‘Chinese’ artist reveals true French identity
FOR someone who cites his “oriental identity” as a source of inspiration, China-based artist Tao Hongjing is remarkably white.
According to the biography distributed at his exhibitions, Tao is a stereotypically Chinese man.
“The big change came when his father bought a TV, the first one ever in the neighbourhood. From then on, Tao could see the world and understand his country,” it read.
Except that China was not his country.

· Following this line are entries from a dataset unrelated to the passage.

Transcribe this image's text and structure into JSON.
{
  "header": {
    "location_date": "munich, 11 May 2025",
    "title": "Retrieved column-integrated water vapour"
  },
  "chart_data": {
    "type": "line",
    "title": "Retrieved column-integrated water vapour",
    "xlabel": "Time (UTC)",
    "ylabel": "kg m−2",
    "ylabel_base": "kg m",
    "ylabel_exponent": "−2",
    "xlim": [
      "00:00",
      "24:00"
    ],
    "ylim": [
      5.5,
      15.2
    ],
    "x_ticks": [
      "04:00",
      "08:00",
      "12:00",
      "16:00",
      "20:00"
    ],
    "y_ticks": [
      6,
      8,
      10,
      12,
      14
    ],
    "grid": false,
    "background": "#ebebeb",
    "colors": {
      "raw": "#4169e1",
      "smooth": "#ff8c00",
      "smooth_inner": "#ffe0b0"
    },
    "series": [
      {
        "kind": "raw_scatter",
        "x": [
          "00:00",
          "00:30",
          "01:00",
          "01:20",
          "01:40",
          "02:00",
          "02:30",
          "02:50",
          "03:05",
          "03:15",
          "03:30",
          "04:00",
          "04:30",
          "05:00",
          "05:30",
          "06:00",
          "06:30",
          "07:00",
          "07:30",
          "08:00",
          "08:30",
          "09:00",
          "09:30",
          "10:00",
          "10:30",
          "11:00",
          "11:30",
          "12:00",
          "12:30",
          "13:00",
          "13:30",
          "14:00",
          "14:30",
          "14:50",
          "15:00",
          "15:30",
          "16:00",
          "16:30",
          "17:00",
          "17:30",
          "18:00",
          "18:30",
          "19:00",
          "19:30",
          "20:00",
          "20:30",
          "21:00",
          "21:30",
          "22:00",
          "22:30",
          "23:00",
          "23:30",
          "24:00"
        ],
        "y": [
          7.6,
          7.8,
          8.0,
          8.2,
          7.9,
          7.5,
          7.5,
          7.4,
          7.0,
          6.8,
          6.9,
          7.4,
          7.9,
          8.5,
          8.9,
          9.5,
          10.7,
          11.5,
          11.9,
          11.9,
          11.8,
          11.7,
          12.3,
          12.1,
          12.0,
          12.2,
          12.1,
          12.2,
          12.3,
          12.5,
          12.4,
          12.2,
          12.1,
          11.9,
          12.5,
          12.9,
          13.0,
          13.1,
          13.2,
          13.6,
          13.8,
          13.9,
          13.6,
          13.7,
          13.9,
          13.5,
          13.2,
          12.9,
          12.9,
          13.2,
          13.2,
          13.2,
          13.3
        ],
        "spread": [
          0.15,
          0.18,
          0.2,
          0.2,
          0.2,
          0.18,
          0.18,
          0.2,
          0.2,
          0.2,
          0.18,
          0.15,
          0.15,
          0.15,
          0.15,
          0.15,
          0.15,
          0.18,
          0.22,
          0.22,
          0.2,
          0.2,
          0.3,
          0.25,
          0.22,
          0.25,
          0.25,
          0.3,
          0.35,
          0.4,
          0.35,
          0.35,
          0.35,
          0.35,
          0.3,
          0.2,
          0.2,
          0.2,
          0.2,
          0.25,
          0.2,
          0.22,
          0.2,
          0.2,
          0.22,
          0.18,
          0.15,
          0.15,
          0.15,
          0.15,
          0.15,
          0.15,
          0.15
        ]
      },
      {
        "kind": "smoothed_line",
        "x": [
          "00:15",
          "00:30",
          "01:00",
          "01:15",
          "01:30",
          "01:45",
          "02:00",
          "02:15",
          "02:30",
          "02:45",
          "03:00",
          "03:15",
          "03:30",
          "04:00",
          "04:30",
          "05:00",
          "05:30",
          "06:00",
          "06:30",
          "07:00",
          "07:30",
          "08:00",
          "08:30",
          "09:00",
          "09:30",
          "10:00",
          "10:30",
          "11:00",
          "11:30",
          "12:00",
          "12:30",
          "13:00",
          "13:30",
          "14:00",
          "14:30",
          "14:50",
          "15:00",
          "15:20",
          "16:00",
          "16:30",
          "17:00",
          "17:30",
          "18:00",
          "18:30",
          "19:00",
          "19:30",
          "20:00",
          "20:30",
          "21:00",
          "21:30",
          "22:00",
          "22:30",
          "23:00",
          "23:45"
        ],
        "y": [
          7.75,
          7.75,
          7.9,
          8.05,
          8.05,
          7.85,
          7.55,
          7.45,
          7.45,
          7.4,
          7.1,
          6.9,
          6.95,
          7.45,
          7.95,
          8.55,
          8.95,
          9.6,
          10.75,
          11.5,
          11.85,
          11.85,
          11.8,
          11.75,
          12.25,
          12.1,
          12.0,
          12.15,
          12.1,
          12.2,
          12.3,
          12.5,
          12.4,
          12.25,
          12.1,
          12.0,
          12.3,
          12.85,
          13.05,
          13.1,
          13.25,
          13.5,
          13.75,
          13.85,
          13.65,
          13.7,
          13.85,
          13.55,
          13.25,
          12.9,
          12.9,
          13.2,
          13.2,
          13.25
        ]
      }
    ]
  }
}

Tao Hongjing was the fictional creation of French artist Alexandre Ouairy, born in Nantes, who assumed the pseudonym a decade ago to sell more art as an unknown foreign name in China.
He lays his conception to rest with an exhibition opening at Beijing’s Red Gate Gallery on November 7 titled “Death is Going Home.”
Ouairy’s art trades on digestible Chinese symbolism familiar to foreign audiences: gold-plated Buddha statues, prints of bowdlerised funeral currency, Chinese characters in neon lights, and scenes of heavy industry stamped in red ink with signature chops on rice paper.
The “Tao Hongjing” idea was based on a suggestion by his gallerist in Shanghai a decade ago, when the country’s contemporary art market was soaring but the Frenchman’s early exhibitions proved flops.
“Public interest was limited, zero even,” he recalled, offering a simple explanation: “It was because I was a foreigner.
“The collectors were primarily foreigners and they wanted to buy Chinese work, because for them it was a good investment.
“In Shanghai, I saw all that counterfeit Louis Vuitton and Prada, and I said to myself: If they make fake bags, why don’t I make a fake Chinese artist?”
The name was taken from a fifth-century Chinese philosopher “who was a bit of a jokester,” he said.
Humur aside, it worked. He began to sell one or two works a month, rather than one or two per exhibition.
“Presenting myself as Chinese, it made a difference,” he said. “There’s a whole economy and financial interests that aren’t the same.”
But attention and press interest have had to be handled carefully. He avoided the openings of his own exhibitions, or described himself as “Tao Hongjing’s assistant,” while media interviews were carried by phone, said Ouairy, “and my Chinese gallerist pretended to be me.”
Chinese contemporary artists have risen to global prominence in recent years, their auction prices driven up by newly wealthy compatriots.
According to the Artprice databank, 17 of the 50 top-selling artists in the year to June were Chinese, and Chinese artists accounted for 21 percent of total global turnover in contemporary art, second only to Americans.
Yang Yang, founder of Beijing’s Gallery Yang, which exhibits both local and foreign work, said: “Contemporary art is tied to a territory, and the so-called ‘internationalization’ of art doesn’t really exist.”
“Nationality is obviously very important.”
Ouairy’s exhibition comes after US poet Michael Derrick Hudson triggered heated debate when he admitted a poem of his, rejected for publication 40 times under his own name, was only accepted for this year’s edition of “Best American Poetry” after he submitted it under the pseudonym of a Chinese woman, Yi-Fen Chou. A New Yorker contributor termed it “Orientalist profiteering.”
The prices at the Beijing show range as high as 200,000 yuan (US$31,354), a far cry from the 1,500 yuan that works signed in Ouairy’s own name used to sell for.
He said he was going public with his Tao Hongjing identity because he felt he had exhausted its potential. Having intended at first to “play on the market and stereotypes,” he said, he did not need Tao any more to open up a dialogue.
“Cultural differences between Chinese and foreigners are smaller now,” he said. “And I’m sufficiently well known.”
Critic Luo Fei, curator of the TCG Nordica gallery in Kunming of Yunnan Province, said that Ouairy was “playing a very interesting game with identity.”
“His sensibility toward China is different from that of a Chinese person; his mode of expression is one that’s looking in from the outside.
“If it were a Chinese artist, they’d avoid making art like this, because if they did, people would say that they’re copying others.
“But if you’re a foreigner, then people will know that you’re looking at things from a different perspective.”
“I’m not really shocked that the artist was not as advertised,” Evan Osnos, author of the critically-acclaimed “Age of Ambition: Chasing Fortune, Truth and Faith in the New China,” said. “It seems like this French artist truly absorbed the determination to get rich. We can call it performance art — but not Chinese art.”